Oftentimes when I\'m working interactively in IDLE, I\'d like to paste a Unicode string into the IDLE window. It appears to paste properly but generates an error immediately
I finally figured out a way. Since the sources to IDLE are part of the distribution you can make a couple of quick edits to enable the capability. The files will typically be found in C:\Python27\Lib\idlelib
.
The first step is to prevent IDLE from trying to encode all those nice Unicode characters into a character set that can't handle them. This is controlled by IOBinding.py
. Edit the file, find the section after if sys.platform == 'win32':
and comment out this line:
#encoding = locale.getdefaultlocale()[1]
Now add this line after it:
encoding = 'utf-8'
I was hoping that there would be a way to override this with an environment variable or something, but getdefaultlocale
calls directly into a Win32 function that gets the globally configured Windows mbcs encoding.

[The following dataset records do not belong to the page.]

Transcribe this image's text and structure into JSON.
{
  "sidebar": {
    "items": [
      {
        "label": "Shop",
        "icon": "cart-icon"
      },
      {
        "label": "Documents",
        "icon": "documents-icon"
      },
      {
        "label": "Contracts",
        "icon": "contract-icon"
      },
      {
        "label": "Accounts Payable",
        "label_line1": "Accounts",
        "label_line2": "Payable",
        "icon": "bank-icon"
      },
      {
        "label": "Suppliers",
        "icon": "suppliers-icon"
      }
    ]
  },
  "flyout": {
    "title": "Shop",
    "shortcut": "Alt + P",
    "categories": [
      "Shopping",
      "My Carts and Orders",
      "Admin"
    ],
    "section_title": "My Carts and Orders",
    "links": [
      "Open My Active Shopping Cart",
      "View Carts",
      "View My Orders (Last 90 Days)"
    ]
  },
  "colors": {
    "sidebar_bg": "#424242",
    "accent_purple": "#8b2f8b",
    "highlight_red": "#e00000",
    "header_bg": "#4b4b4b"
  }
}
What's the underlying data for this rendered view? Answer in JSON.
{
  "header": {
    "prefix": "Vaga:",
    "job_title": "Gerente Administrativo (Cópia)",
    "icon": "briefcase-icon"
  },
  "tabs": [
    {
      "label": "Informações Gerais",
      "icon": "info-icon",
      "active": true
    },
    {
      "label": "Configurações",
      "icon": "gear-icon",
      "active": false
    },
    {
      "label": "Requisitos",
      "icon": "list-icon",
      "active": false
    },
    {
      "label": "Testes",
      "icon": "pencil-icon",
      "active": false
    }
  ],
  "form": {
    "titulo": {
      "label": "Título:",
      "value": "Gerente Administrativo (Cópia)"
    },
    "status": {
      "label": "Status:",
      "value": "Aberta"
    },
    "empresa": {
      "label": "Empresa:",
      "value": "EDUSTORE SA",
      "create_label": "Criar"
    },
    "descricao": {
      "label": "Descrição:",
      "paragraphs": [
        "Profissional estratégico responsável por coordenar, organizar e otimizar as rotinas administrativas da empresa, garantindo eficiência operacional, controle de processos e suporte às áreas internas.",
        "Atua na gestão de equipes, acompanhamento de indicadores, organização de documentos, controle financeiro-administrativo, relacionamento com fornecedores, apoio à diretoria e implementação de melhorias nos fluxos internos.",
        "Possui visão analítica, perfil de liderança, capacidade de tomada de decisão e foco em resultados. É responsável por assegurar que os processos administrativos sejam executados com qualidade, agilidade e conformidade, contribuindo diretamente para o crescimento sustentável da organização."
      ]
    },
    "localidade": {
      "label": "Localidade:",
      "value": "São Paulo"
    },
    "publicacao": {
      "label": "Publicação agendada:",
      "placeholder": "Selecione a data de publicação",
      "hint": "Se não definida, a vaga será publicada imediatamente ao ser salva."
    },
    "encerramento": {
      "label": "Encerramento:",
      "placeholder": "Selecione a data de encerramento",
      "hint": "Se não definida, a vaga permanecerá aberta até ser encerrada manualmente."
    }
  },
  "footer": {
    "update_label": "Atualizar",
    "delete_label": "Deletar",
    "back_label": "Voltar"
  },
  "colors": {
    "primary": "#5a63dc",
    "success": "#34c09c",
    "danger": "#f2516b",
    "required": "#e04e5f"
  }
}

This is half the battle, now we need to get the command line interpreter to recognize that the input bytes are UTF-8 encoded. It didn't appear that there was a way to pass an encoding into the interpreter, so I came up with the mother of all hacks. Maybe someone with a little more patience can come up with a better way, but this works for now. The input is processed in PyShell.py
, in the runsource
function. Change the following:
if isinstance(source, types.UnicodeType):
from idlelib import IOBinding
try:
source = source.encode(IOBinding.encoding)
except UnicodeError:
self.tkconsole.resetoutput()
self.write("Unsupported characters in input\n")
return
To:
from idlelib import IOBinding # line moved
if isinstance(source, types.UnicodeType):
try:
source = source.encode(IOBinding.encoding)
except UnicodeError:
self.tkconsole.resetoutput()
self.write("Unsupported characters in input\n")
return
source = "#coding=%s\n%s" % (IOBinding.encoding, source) # line added
We're taking advantage of PEP 263 to specify the encoding for each line of input provided to the interpreter.
Update: In Python 2.7.10 it is no longer necessary to make the change in PyShell.py
, it already works properly if the encoding is set to utf-8
. Unfortunately I haven't found a way to bypass the change in IOBinding.py
.